Não há velas no quarto. Ainda. Nenhuma espingarda de canos duplos paralelos repousa na escuridão. Até então. As sombras não assopram conselhos no ouvido esquerdo do professor. Lençóis arrumadinhos. Limpinhos. Engomadinhos. Entre o guarda-roupa e a escrivaninha rebenta o vazio. A solidão.

Oito olhos de jabuticaba, aos pares, ostentam uma roxura bem mais sombria que o mais sombrio dos pensamentos de Jeosá. Oito olhos de jabuticaba, aos pares, quietinhos nos cantinhos superiores da alcova. Duas ágatas ocres assustadas piscam-piscam ininterruptas. Duas ágatas ocres despejando lágrimas e aflição.

Jeosá sossega enquanto os amigos, tão cheios de carne e júbilo, morrem. Jeosá espreita a morte enquanto a morte impaciente destrói aqueles que sequer chegaram a contemplá-la – a ruína. E Jeosá absorve, feito esponja, todos os estranhos sentimentos que habitam cabecinhas talentosas. E Jeosá vislumbra a própria sorte – espingarda de canos duplos paralelos -, satisfeito porque não será arremessado de um carro ou mesmo esmagado por um caminhão.

Lá fora a mãe arrasta-se de um lado para o outro.
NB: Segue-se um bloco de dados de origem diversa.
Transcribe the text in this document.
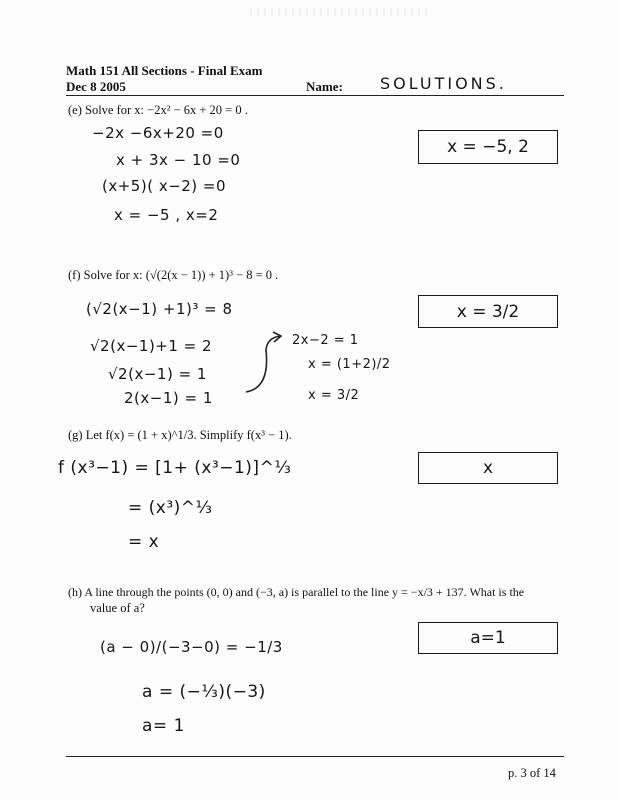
Math 151 All Sections - Final Exam
Dec 8 2005	Name: SOLUTIONS.
(e) Solve for x: −2x² − 6x + 20 = 0 .
−2x −6x+20 =0
x + 3x − 10 =0
(x+5)( x−2) =0
x = −5 , x=2
x = −5, 2
(f) Solve for x: (√(2(x − 1)) + 1)³ − 8 = 0 .
(√2(x−1) +1)³ = 8
√2(x−1)+1 = 2
√2(x−1) = 1
2(x−1) = 1
2x−2 = 1
x = (1+2)/2
x = 3/2
x = 3/2
(g) Let f(x) = (1 + x)^1/3. Simplify f(x³ − 1).
f (x³−1) = [1+ (x³−1)]^⅓
= (x³)^⅓
= x
x
(h) A line through the points (0, 0) and (−3, a) is parallel to the line y = −x/3 + 137. What is the
value of a?
(a − 0)/(−3−0) = −1/3
a = (−⅓)(−3)
a= 1
a=1
p. 3 of 14
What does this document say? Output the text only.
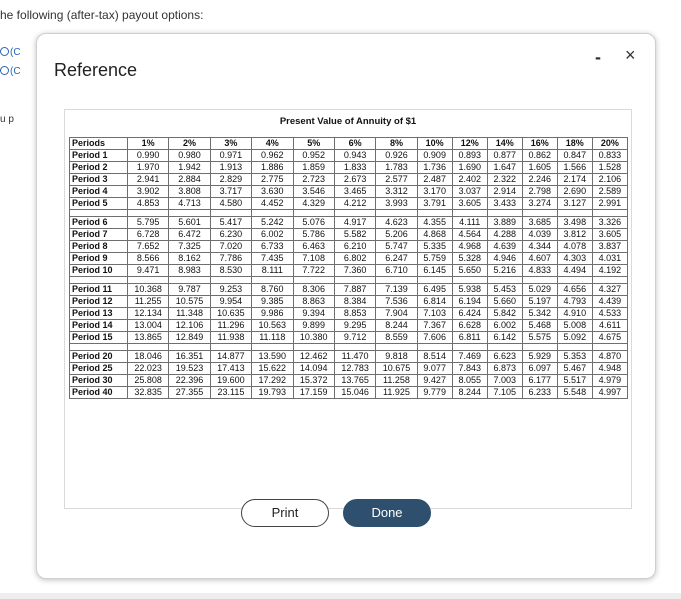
he following (after-tax) payout options:
(C
(C
u p
Reference
- ×
Present Value of Annuity of $1
Periods	1%	2%	3%	4%	5%	6%	8%	10%	12%	14%	16%	18%	20%
Period 1	0.990	0.980	0.971	0.962	0.952	0.943	0.926	0.909	0.893	0.877	0.862	0.847	0.833
Period 2	1.970	1.942	1.913	1.886	1.859	1.833	1.783	1.736	1.690	1.647	1.605	1.566	1.528
Period 3	2.941	2.884	2.829	2.775	2.723	2.673	2.577	2.487	2.402	2.322	2.246	2.174	2.106
Period 4	3.902	3.808	3.717	3.630	3.546	3.465	3.312	3.170	3.037	2.914	2.798	2.690	2.589
Period 5	4.853	4.713	4.580	4.452	4.329	4.212	3.993	3.791	3.605	3.433	3.274	3.127	2.991

Period 6	5.795	5.601	5.417	5.242	5.076	4.917	4.623	4.355	4.111	3.889	3.685	3.498	3.326
Period 7	6.728	6.472	6.230	6.002	5.786	5.582	5.206	4.868	4.564	4.288	4.039	3.812	3.605
Period 8	7.652	7.325	7.020	6.733	6.463	6.210	5.747	5.335	4.968	4.639	4.344	4.078	3.837
Period 9	8.566	8.162	7.786	7.435	7.108	6.802	6.247	5.759	5.328	4.946	4.607	4.303	4.031
Period 10	9.471	8.983	8.530	8.111	7.722	7.360	6.710	6.145	5.650	5.216	4.833	4.494	4.192

Period 11	10.368	9.787	9.253	8.760	8.306	7.887	7.139	6.495	5.938	5.453	5.029	4.656	4.327
Period 12	11.255	10.575	9.954	9.385	8.863	8.384	7.536	6.814	6.194	5.660	5.197	4.793	4.439
Period 13	12.134	11.348	10.635	9.986	9.394	8.853	7.904	7.103	6.424	5.842	5.342	4.910	4.533
Period 14	13.004	12.106	11.296	10.563	9.899	9.295	8.244	7.367	6.628	6.002	5.468	5.008	4.611
Period 15	13.865	12.849	11.938	11.118	10.380	9.712	8.559	7.606	6.811	6.142	5.575	5.092	4.675

Period 20	18.046	16.351	14.877	13.590	12.462	11.470	9.818	8.514	7.469	6.623	5.929	5.353	4.870
Period 25	22.023	19.523	17.413	15.622	14.094	12.783	10.675	9.077	7.843	6.873	6.097	5.467	4.948
Period 30	25.808	22.396	19.600	17.292	15.372	13.765	11.258	9.427	8.055	7.003	6.177	5.517	4.979
Period 40	32.835	27.355	23.115	19.793	17.159	15.046	11.925	9.779	8.244	7.105	6.233	5.548	4.997
Print	Done
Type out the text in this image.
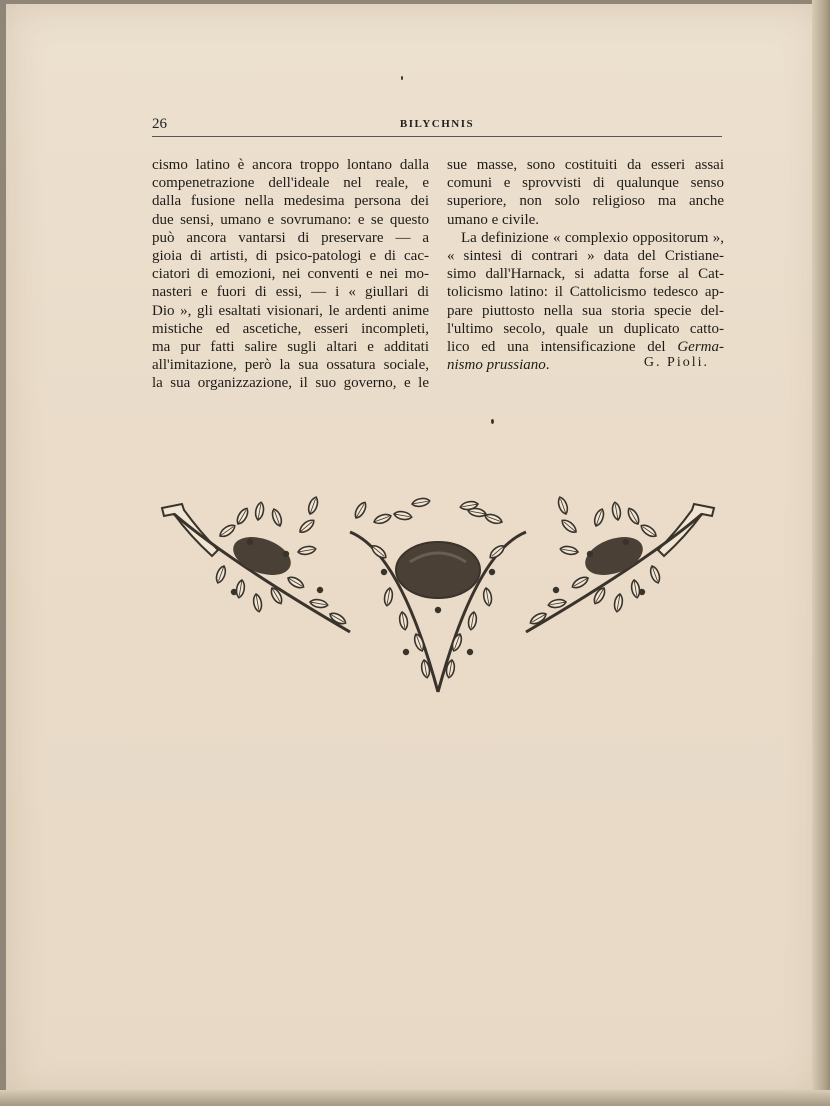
26	BILYCHNIS
cismo latino è ancora troppo lontano dalla
compenetrazione dell'ideale nel reale, e
dalla fusione nella medesima persona dei
due sensi, umano e sovrumano: e se questo
può ancora vantarsi di preservare — a
gioia di artisti, di psico-patologi e di cac-
ciatori di emozioni, nei conventi e nei mo-
nasteri e fuori di essi, — i « giullari di
Dio », gli esaltati visionari, le ardenti anime
mistiche ed ascetiche, esseri incompleti,
ma pur fatti salire sugli altari e additati
all'imitazione, però la sua ossatura sociale,
la sua organizzazione, il suo governo, e le
sue masse, sono costituiti da esseri assai
comuni e sprovvisti di qualunque senso
superiore, non solo religioso ma anche
umano e civile.
La definizione « complexio oppositorum »,
« sintesi di contrari » data del Cristiane-
simo dall'Harnack, si adatta forse al Cat-
tolicismo latino: il Cattolicismo tedesco ap-
pare piuttosto nella sua storia specie del-
l'ultimo secolo, quale un duplicato catto-
lico ed una intensificazione del Germa-
nismo prussiano.	G. Pioli.
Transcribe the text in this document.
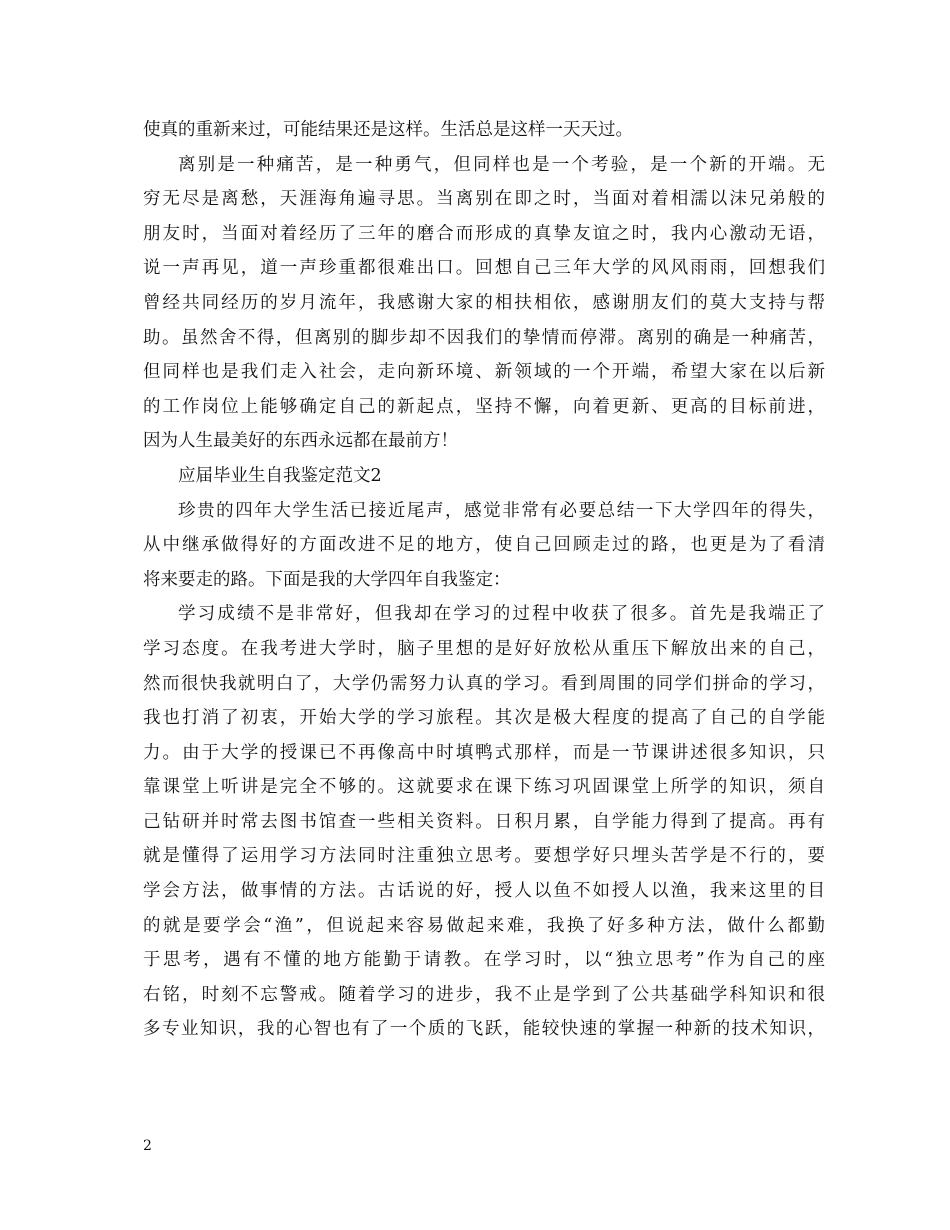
使真的重新来过，可能结果还是这样。生活总是这样一天天过。
离别是一种痛苦，是一种勇气，但同样也是一个考验，是一个新的开端。无
穷无尽是离愁，天涯海角遍寻思。当离别在即之时，当面对着相濡以沫兄弟般的
朋友时，当面对着经历了三年的磨合而形成的真挚友谊之时，我内心激动无语，
说一声再见，道一声珍重都很难出口。回想自己三年大学的风风雨雨，回想我们
曾经共同经历的岁月流年，我感谢大家的相扶相依，感谢朋友们的莫大支持与帮
助。虽然舍不得，但离别的脚步却不因我们的挚情而停滞。离别的确是一种痛苦，
但同样也是我们走入社会，走向新环境、新领域的一个开端，希望大家在以后新
的工作岗位上能够确定自己的新起点，坚持不懈，向着更新、更高的目标前进，
因为人生最美好的东西永远都在最前方！
应届毕业生自我鉴定范文2
珍贵的四年大学生活已接近尾声，感觉非常有必要总结一下大学四年的得失，
从中继承做得好的方面改进不足的地方，使自己回顾走过的路，也更是为了看清
将来要走的路。下面是我的大学四年自我鉴定：
学习成绩不是非常好，但我却在学习的过程中收获了很多。首先是我端正了
学习态度。在我考进大学时，脑子里想的是好好放松从重压下解放出来的自己，
然而很快我就明白了，大学仍需努力认真的学习。看到周围的同学们拼命的学习，
我也打消了初衷，开始大学的学习旅程。其次是极大程度的提高了自己的自学能
力。由于大学的授课已不再像高中时填鸭式那样，而是一节课讲述很多知识，只
靠课堂上听讲是完全不够的。这就要求在课下练习巩固课堂上所学的知识，须自
己钻研并时常去图书馆查一些相关资料。日积月累，自学能力得到了提高。再有
就是懂得了运用学习方法同时注重独立思考。要想学好只埋头苦学是不行的，要
学会方法，做事情的方法。古话说的好，授人以鱼不如授人以渔，我来这里的目
的就是要学会“渔”，但说起来容易做起来难，我换了好多种方法，做什么都勤
于思考，遇有不懂的地方能勤于请教。在学习时，以“独立思考”作为自己的座
右铭，时刻不忘警戒。随着学习的进步，我不止是学到了公共基础学科知识和很
多专业知识，我的心智也有了一个质的飞跃，能较快速的掌握一种新的技术知识，
2
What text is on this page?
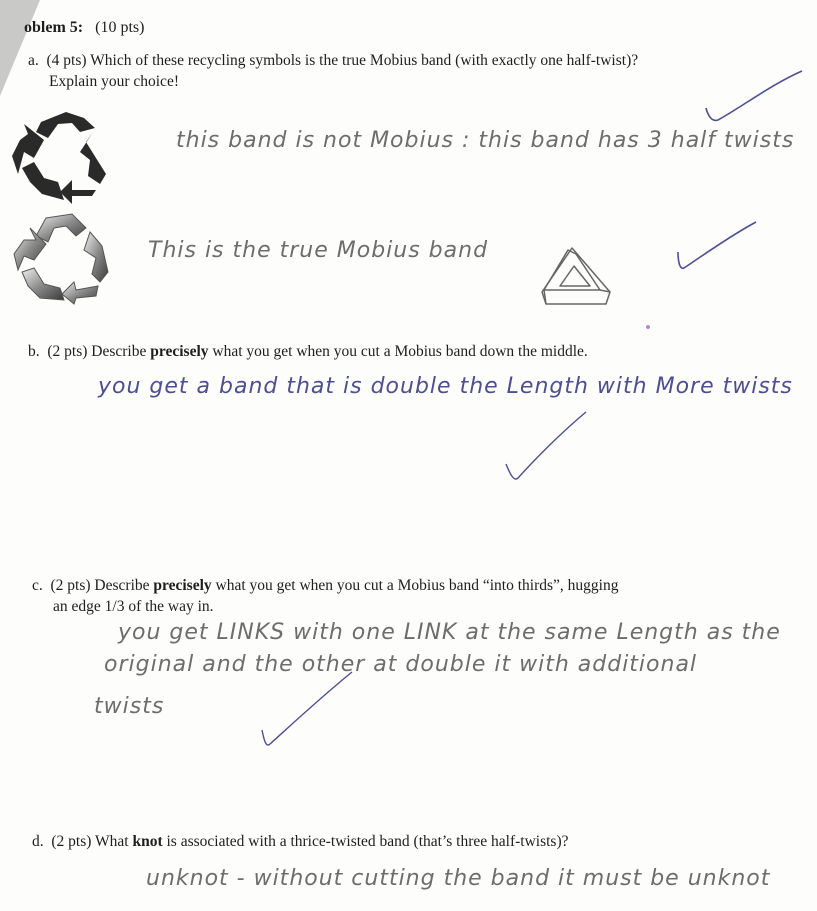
oblem 5: (10 pts)
a. (4 pts) Which of these recycling symbols is the true Mobius band (with exactly one half-twist)?
Explain your choice!
this band is not Mobius : this band has 3 half twists
This is the true Mobius band
b. (2 pts) Describe precisely what you get when you cut a Mobius band down the middle.
you get a band that is double the Length with More twists
c. (2 pts) Describe precisely what you get when you cut a Mobius band “into thirds”, hugging
an edge 1/3 of the way in.
you get LINKS with one LINK at the same Length as the
original and the other at double it with additional
twists
d. (2 pts) What knot is associated with a thrice-twisted band (that’s three half-twists)?
unknot - without cutting the band it must be unknot
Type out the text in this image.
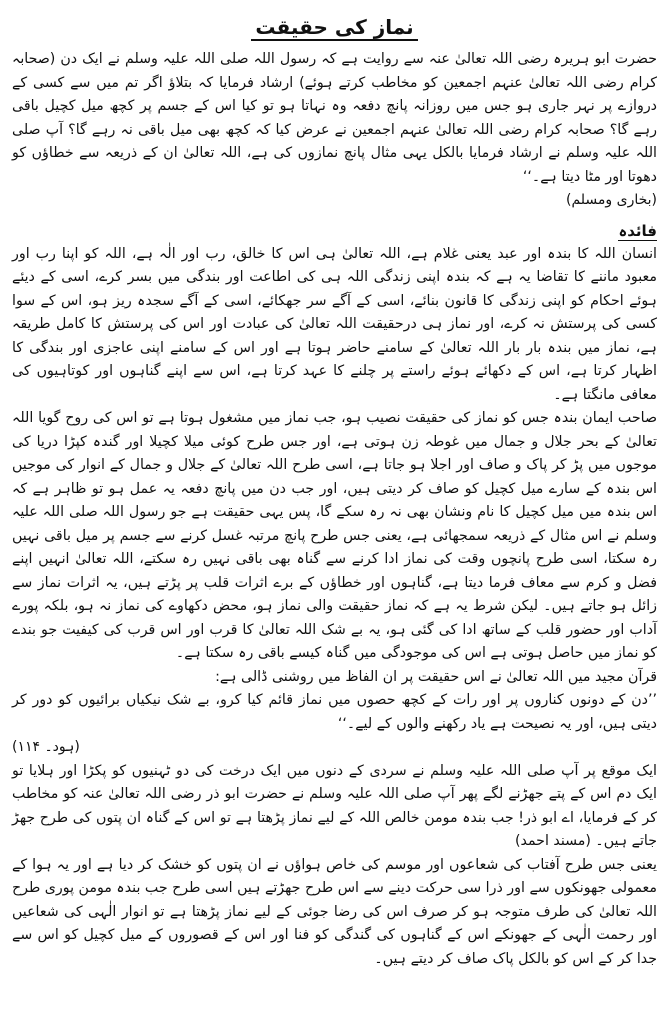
نماز کی حقیقت

حضرت ابو ہریرہ رضی اللہ تعالیٰ عنہ سے روایت ہے کہ رسول اللہ صلی اللہ علیہ وسلم نے ایک دن (صحابہ کرام رضی اللہ تعالیٰ عنہم اجمعین کو مخاطب کرتے ہوئے) ارشاد فرمایا کہ بتلاؤ اگر تم میں سے کسی کے دروازے پر نہر جاری ہو جس میں روزانہ پانچ دفعہ وہ نہاتا ہو تو کیا اس کے جسم پر کچھ میل کچیل باقی رہے گا؟ صحابہ کرام رضی اللہ تعالیٰ عنہم اجمعین نے عرض کیا کہ کچھ بھی میل باقی نہ رہے گا؟ آپ صلی اللہ علیہ وسلم نے ارشاد فرمایا بالکل یہی مثال پانچ نمازوں کی ہے، اللہ تعالیٰ ان کے ذریعہ سے خطاؤں کو دھوتا اور مٹا دیتا ہے۔‘‘

(بخاری ومسلم)

فائدہ

انسان اللہ کا بندہ اور عبد یعنی غلام ہے، اللہ تعالیٰ ہی اس کا خالق، رب اور الٰہ ہے، اللہ کو اپنا رب اور معبود ماننے کا تقاضا یہ ہے کہ بندہ اپنی زندگی اللہ ہی کی اطاعت اور بندگی میں بسر کرے، اسی کے دیئے ہوئے احکام کو اپنی زندگی کا قانون بنائے، اسی کے آگے سر جھکائے، اسی کے آگے سجدہ ریز ہو، اس کے سوا کسی کی پرستش نہ کرے، اور نماز ہی درحقیقت اللہ تعالیٰ کی عبادت اور اس کی پرستش کا کامل طریقہ ہے، نماز میں بندہ بار بار اللہ تعالیٰ کے سامنے حاضر ہوتا ہے اور اس کے سامنے اپنی عاجزی اور بندگی کا اظہار کرتا ہے، اس کے دکھائے ہوئے راستے پر چلنے کا عہد کرتا ہے، اس سے اپنے گناہوں اور کوتاہیوں کی معافی مانگتا ہے۔

صاحب ایمان بندہ جس کو نماز کی حقیقت نصیب ہو، جب نماز میں مشغول ہوتا ہے تو اس کی روح گویا اللہ تعالیٰ کے بحر جلال و جمال میں غوطہ زن ہوتی ہے، اور جس طرح کوئی میلا کچیلا اور گندہ کپڑا دریا کی موجوں میں پڑ کر پاک و صاف اور اجلا ہو جاتا ہے، اسی طرح اللہ تعالیٰ کے جلال و جمال کے انوار کی موجیں اس بندہ کے سارے میل کچیل کو صاف کر دیتی ہیں، اور جب دن میں پانچ دفعہ یہ عمل ہو تو ظاہر ہے کہ اس بندہ میں میل کچیل کا نام ونشان بھی نہ رہ سکے گا، پس یہی حقیقت ہے جو رسول اللہ صلی اللہ علیہ وسلم نے اس مثال کے ذریعہ سمجھائی ہے، یعنی جس طرح پانچ مرتبہ غسل کرنے سے جسم پر میل باقی نہیں رہ سکتا، اسی طرح پانچوں وقت کی نماز ادا کرنے سے گناہ بھی باقی نہیں رہ سکتے، اللہ تعالیٰ انہیں اپنے فضل و کرم سے معاف فرما دیتا ہے، گناہوں اور خطاؤں کے برے اثرات قلب پر پڑتے ہیں، یہ اثرات نماز سے زائل ہو جاتے ہیں۔ لیکن شرط یہ ہے کہ نماز حقیقت والی نماز ہو، محض دکھاوے کی نماز نہ ہو، بلکہ پورے آداب اور حضور قلب کے ساتھ ادا کی گئی ہو، یہ بے شک اللہ تعالیٰ کا قرب اور اس قرب کی کیفیت جو بندے کو نماز میں حاصل ہوتی ہے اس کی موجودگی میں گناہ کیسے باقی رہ سکتا ہے۔

قرآن مجید میں اللہ تعالیٰ نے اس حقیقت پر ان الفاظ میں روشنی ڈالی ہے:

’’دن کے دونوں کناروں پر اور رات کے کچھ حصوں میں نماز قائم کیا کرو، بے شک نیکیاں برائیوں کو دور کر دیتی ہیں، اور یہ نصیحت ہے یاد رکھنے والوں کے لیے۔‘‘

(ہود۔ ۱۱۴)

ایک موقع پر آپ صلی اللہ علیہ وسلم نے سردی کے دنوں میں ایک درخت کی دو ٹہنیوں کو پکڑا اور ہلایا تو ایک دم اس کے پتے جھڑنے لگے پھر آپ صلی اللہ علیہ وسلم نے حضرت ابو ذر رضی اللہ تعالیٰ عنہ کو مخاطب کر کے فرمایا، اے ابو ذر! جب بندہ مومن خالص اللہ کے لیے نماز پڑھتا ہے تو اس کے گناہ ان پتوں کی طرح جھڑ جاتے ہیں۔ (مسند احمد)

یعنی جس طرح آفتاب کی شعاعوں اور موسم کی خاص ہواؤں نے ان پتوں کو خشک کر دیا ہے اور یہ ہوا کے معمولی جھونکوں سے اور ذرا سی حرکت دینے سے اس طرح جھڑتے ہیں اسی طرح جب بندہ مومن پوری طرح اللہ تعالیٰ کی طرف متوجہ ہو کر صرف اس کی رضا جوئی کے لیے نماز پڑھتا ہے تو انوار الٰہی کی شعاعیں اور رحمت الٰہی کے جھونکے اس کے گناہوں کی گندگی کو فنا اور اس کے قصوروں کے میل کچیل کو اس سے جدا کر کے اس کو بالکل پاک صاف کر دیتے ہیں۔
O mundinho daquela mulher resume-se às extremidades da casa. Da cozinha para o terraço. Do terraço para a cozinha. Da cozinha para o terraço. Vez ou outra um intervalo diante do quarto do filho. Nenhuma palavra. Apenas a respiração apressada, o desejo reprimido de amar, a maternidade gritando carinho e atenção.